Zero Trust Architecture: Concepts, Implementation Schemes, Deployment Practices, and Practical Experience

This report, based on the "Zero Trust Practical Whitepaper" and the author’s own understanding, offers a concise summary of zero‑trust concepts and their practical application.

Zero‑Trust Understanding

Zero‑trust addresses security issues caused by over‑trust in traditional perimeter models by continuously monitoring and dynamically adjusting trust and permissions for users, devices, software, and network locations.

Zero‑Trust Architecture

Most companies adopt a Software‑Defined Perimeter (SDP) architecture, which consists of three main components: SDP controller, SDP client, and SDP service provider. The control plane and data plane are separated to ensure scalability.

Implementation Schemes

1. Application‑Layer Proxy (Reverse Proxy / Web‑Protocol Gateway)

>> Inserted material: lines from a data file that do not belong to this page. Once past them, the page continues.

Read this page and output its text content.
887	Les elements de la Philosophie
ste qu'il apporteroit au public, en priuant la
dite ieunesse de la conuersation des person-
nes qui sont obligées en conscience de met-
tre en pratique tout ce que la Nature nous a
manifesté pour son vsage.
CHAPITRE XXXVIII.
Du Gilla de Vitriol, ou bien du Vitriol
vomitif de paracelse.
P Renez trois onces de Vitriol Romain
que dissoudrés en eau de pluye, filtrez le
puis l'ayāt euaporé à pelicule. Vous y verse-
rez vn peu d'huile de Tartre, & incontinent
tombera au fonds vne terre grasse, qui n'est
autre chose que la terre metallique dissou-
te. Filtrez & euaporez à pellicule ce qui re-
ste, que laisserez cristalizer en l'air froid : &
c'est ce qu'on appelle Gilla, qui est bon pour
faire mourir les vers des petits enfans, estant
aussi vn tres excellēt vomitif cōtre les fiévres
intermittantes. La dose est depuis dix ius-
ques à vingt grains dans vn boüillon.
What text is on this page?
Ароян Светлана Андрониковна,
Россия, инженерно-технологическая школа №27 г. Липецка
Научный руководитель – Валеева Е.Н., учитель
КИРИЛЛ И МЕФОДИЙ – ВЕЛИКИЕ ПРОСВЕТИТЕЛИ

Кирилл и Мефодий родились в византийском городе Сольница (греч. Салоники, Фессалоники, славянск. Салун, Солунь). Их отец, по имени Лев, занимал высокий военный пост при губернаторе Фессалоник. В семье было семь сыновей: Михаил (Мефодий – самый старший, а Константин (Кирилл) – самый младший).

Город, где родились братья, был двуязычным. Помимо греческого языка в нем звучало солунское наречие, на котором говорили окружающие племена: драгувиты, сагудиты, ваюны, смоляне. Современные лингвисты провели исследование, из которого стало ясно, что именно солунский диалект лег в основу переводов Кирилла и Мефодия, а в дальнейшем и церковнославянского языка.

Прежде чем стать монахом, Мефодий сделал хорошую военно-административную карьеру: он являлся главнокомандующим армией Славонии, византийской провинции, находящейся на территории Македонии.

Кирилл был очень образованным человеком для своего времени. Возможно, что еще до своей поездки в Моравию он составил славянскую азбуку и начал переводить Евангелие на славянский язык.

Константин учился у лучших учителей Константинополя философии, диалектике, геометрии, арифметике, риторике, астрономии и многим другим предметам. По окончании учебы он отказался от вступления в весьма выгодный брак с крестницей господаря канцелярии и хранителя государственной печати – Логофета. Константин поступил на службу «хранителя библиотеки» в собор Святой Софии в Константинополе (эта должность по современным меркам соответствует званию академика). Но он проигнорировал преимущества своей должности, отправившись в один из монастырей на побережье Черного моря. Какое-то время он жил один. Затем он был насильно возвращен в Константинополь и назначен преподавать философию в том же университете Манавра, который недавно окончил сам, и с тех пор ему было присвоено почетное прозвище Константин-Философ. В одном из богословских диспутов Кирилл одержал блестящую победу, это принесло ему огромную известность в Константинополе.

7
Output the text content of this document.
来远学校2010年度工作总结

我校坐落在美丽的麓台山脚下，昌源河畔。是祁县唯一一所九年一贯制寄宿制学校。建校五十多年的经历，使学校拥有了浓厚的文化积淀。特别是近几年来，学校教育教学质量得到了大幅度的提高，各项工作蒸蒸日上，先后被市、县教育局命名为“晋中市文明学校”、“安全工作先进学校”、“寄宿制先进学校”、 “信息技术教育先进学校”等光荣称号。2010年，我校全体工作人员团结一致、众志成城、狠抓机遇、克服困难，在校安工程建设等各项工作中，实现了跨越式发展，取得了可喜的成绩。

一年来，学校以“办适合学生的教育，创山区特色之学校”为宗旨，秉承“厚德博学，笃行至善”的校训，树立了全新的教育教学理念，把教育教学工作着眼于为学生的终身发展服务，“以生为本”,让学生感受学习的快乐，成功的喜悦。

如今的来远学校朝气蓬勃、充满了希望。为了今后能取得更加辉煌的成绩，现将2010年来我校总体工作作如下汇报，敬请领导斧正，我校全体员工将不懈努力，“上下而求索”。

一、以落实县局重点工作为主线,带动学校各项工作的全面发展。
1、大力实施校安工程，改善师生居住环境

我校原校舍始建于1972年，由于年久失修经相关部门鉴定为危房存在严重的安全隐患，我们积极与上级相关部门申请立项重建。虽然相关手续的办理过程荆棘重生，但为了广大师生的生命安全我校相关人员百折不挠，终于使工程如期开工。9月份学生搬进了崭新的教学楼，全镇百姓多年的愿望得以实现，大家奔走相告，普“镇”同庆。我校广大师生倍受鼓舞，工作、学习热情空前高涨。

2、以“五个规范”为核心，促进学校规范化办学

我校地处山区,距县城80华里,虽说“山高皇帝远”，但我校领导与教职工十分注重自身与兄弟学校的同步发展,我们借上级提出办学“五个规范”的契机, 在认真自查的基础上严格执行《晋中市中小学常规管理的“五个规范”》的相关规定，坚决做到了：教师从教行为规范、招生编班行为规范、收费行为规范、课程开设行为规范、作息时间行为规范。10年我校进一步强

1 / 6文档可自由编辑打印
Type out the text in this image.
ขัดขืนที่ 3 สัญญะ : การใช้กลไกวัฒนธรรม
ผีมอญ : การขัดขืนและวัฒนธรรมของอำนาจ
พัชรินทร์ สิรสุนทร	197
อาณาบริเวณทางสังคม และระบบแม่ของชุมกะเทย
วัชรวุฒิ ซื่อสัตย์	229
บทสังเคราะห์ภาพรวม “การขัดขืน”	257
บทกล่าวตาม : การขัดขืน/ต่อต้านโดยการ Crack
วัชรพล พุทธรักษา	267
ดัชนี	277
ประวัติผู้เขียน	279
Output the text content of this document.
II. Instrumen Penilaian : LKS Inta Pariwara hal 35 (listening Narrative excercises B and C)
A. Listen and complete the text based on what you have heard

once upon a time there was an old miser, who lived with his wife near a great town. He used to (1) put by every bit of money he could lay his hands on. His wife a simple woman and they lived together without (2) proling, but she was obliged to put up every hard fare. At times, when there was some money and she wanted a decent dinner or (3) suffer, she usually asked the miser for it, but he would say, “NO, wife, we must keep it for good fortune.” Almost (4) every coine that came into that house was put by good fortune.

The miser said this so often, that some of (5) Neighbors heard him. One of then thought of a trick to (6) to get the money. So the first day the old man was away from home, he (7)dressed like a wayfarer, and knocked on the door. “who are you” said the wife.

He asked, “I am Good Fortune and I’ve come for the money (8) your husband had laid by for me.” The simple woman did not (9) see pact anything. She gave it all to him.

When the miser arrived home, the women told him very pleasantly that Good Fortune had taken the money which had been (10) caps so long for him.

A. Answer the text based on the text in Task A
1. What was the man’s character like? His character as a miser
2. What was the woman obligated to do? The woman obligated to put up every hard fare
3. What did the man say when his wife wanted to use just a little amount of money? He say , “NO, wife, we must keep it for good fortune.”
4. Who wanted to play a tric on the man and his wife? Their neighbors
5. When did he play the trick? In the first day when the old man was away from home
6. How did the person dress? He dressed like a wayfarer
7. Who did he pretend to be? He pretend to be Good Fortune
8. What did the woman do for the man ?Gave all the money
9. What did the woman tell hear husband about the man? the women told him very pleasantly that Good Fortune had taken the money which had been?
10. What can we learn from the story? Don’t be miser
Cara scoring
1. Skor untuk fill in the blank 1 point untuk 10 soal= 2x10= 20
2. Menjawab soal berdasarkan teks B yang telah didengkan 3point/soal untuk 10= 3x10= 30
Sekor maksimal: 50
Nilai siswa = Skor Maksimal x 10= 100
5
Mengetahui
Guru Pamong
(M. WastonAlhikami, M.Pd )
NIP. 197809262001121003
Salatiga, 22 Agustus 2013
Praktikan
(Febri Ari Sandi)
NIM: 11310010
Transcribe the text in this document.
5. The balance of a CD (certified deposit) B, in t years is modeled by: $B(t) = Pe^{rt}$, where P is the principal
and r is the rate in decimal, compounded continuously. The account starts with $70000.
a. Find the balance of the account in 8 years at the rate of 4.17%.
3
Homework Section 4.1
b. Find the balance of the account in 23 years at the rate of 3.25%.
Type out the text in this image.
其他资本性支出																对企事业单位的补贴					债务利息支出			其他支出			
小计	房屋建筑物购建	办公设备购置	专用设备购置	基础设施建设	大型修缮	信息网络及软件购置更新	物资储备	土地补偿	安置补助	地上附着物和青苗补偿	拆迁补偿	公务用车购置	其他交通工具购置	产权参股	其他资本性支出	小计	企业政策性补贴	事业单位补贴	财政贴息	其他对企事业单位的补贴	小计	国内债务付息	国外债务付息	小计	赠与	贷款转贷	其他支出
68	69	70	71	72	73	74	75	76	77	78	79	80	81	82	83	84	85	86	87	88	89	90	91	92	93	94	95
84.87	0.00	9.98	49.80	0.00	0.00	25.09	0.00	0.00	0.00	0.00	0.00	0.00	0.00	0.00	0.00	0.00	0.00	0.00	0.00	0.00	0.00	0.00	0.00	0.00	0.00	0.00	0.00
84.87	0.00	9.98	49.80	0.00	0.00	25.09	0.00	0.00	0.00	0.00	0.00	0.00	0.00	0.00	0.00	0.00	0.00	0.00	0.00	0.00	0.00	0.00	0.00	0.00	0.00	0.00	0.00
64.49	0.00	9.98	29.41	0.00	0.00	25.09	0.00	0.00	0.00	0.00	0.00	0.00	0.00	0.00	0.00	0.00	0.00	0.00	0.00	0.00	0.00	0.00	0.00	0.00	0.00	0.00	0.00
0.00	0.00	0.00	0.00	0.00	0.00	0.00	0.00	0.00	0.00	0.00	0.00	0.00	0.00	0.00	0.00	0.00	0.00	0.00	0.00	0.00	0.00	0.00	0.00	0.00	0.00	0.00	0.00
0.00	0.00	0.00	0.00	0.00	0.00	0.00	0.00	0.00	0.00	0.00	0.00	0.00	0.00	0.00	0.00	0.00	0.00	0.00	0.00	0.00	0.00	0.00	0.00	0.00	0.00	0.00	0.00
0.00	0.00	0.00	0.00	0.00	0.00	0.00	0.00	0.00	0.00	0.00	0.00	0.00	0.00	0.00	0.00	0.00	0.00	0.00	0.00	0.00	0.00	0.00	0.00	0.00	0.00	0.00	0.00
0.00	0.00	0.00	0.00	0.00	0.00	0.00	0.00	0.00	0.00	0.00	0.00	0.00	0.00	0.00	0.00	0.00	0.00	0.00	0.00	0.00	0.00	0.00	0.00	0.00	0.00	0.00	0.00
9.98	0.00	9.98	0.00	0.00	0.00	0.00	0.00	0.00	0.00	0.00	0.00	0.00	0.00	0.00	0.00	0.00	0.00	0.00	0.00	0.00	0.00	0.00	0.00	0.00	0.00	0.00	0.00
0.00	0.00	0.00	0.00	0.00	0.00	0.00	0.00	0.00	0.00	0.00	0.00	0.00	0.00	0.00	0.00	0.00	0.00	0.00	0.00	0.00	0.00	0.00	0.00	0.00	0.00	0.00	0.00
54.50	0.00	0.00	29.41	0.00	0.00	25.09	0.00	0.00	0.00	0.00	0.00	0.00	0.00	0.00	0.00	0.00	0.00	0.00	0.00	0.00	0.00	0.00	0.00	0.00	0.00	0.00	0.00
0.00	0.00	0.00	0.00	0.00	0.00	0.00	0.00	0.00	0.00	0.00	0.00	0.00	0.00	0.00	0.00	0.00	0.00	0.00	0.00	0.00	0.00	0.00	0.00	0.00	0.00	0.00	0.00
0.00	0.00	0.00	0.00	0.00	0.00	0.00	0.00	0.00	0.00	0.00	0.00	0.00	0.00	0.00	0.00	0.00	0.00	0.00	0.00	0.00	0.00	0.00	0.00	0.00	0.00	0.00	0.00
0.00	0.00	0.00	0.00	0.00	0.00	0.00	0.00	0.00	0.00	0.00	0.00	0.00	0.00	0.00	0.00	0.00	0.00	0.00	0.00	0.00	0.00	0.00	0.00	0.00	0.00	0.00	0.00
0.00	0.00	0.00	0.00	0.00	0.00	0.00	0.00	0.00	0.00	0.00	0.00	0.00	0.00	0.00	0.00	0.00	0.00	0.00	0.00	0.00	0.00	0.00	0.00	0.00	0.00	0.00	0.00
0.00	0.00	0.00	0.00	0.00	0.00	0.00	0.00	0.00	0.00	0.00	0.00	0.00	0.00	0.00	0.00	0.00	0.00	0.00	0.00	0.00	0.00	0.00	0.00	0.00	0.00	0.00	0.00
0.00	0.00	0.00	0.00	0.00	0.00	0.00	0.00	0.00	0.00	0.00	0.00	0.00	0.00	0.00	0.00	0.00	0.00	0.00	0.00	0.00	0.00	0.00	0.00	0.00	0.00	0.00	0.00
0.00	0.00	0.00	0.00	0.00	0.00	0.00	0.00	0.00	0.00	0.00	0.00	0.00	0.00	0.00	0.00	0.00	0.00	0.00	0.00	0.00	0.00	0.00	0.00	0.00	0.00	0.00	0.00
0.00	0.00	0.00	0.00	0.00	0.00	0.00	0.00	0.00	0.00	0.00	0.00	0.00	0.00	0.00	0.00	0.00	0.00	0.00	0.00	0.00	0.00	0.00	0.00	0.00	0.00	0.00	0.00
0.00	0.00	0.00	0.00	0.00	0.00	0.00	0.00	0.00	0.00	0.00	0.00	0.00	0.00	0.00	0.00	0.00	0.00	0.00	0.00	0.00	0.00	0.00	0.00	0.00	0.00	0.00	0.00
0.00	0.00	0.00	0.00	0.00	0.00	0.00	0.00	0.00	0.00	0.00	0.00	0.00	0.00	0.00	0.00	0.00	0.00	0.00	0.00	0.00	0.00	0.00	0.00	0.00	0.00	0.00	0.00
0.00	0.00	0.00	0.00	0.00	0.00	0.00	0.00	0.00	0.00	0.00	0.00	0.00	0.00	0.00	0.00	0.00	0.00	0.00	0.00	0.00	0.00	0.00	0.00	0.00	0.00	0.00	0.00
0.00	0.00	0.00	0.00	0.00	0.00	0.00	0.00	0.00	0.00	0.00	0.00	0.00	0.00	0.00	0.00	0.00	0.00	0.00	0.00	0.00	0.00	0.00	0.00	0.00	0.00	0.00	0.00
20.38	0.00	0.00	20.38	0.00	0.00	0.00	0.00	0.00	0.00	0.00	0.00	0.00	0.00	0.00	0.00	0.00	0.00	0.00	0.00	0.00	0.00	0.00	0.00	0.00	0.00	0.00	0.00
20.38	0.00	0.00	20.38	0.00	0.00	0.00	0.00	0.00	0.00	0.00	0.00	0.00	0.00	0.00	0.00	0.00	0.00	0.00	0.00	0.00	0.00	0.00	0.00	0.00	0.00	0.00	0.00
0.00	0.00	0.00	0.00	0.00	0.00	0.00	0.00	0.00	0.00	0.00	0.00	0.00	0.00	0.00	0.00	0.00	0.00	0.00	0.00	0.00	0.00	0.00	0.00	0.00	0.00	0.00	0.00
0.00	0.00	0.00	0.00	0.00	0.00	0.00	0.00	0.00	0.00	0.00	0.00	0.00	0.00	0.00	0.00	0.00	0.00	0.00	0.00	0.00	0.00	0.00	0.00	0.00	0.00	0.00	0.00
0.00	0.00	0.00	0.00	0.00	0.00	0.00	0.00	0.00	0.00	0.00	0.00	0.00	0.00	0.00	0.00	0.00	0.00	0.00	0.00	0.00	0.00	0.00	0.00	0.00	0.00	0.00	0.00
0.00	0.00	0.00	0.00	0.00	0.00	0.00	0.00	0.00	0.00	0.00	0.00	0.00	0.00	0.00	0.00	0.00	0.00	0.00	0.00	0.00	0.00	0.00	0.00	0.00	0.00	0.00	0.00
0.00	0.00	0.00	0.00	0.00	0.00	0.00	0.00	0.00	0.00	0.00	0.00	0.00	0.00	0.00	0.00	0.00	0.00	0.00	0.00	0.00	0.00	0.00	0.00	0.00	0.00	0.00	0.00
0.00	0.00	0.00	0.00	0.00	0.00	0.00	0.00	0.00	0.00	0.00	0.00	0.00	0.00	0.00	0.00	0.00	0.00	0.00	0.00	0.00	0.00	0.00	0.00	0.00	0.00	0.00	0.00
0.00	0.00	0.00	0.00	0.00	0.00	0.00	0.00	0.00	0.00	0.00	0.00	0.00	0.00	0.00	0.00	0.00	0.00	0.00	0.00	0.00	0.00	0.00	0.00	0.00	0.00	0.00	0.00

Requests are intercepted by an application‑layer proxy gateway, which performs authentication and authorization before forwarding to backend services. This enables fine‑grained, application‑level access control.

User registers and authorizes the device via a Zero‑Trust agent.

The agent enforces security baselines and reports device status.

Authentication combines human factors (2FA/OTP), device health, and software vulnerability status.

Authorization is based on dynamic security assessment, allowing privilege reduction or blocking.

2. Traffic‑Layer Proxy (Four‑Layer Proxy)

The gateway intercepts all traffic (including non‑HTTP) via hooks, virtual NICs, or network‑filter drivers, forwarding it to backend services after authentication and authorization.

Advantages: works for any protocol, supports both B/S and C/S applications, minimal client changes.

Disadvantages: higher decryption cost for encrypted traffic, less fine‑grained control at the application layer.

3. Hybrid Gateway

Combines full‑traffic proxy as a unified entry point with application‑layer modules for specific services (e.g., SSH, RDP, IoT), achieving both broad coverage and fine‑grained control.

Deployment Patterns

1. Internal Office Deployment

The Zero‑Trust gateway is placed in front of internal servers, forcing all user, device, and service traffic to pass through authentication, continuous security assessment, and dynamic authorization before reaching resources.

2. Multi‑Branch / Group Deployment

Branch offices and subsidiaries access central services via the Zero‑Trust gateway, with policies scoped to groups or individual users, ensuring consistent security across distributed locations.

Zero‑Trust in Production Service Inter‑Calls

Although rarely practiced, the model defines workloads (servers/containers), visitors (calling workloads), providers (service workloads), and services (exposed APIs). The same Zero‑Trust principles apply to inter‑service traffic.

Practical Experience

Successful Zero‑Trust rollout requires a dedicated security team, leadership support, clear security goals, sufficient budget, and cooperation from business units and vendors. Implementation steps include scope definition, goal setting, phased planning, execution, and continuous optimization.

Relation to Existing Security Products

Zero‑Trust does not replace existing security tools but integrates them more tightly, using detection, alerting, and protection capabilities to enable continuous, dynamic security assessment and response.

Conclusion

Zero‑Trust is a security mindset and architecture that, when combined with proper deployment, governance, and existing security solutions, can significantly reduce attack surface and improve control over enterprise resources.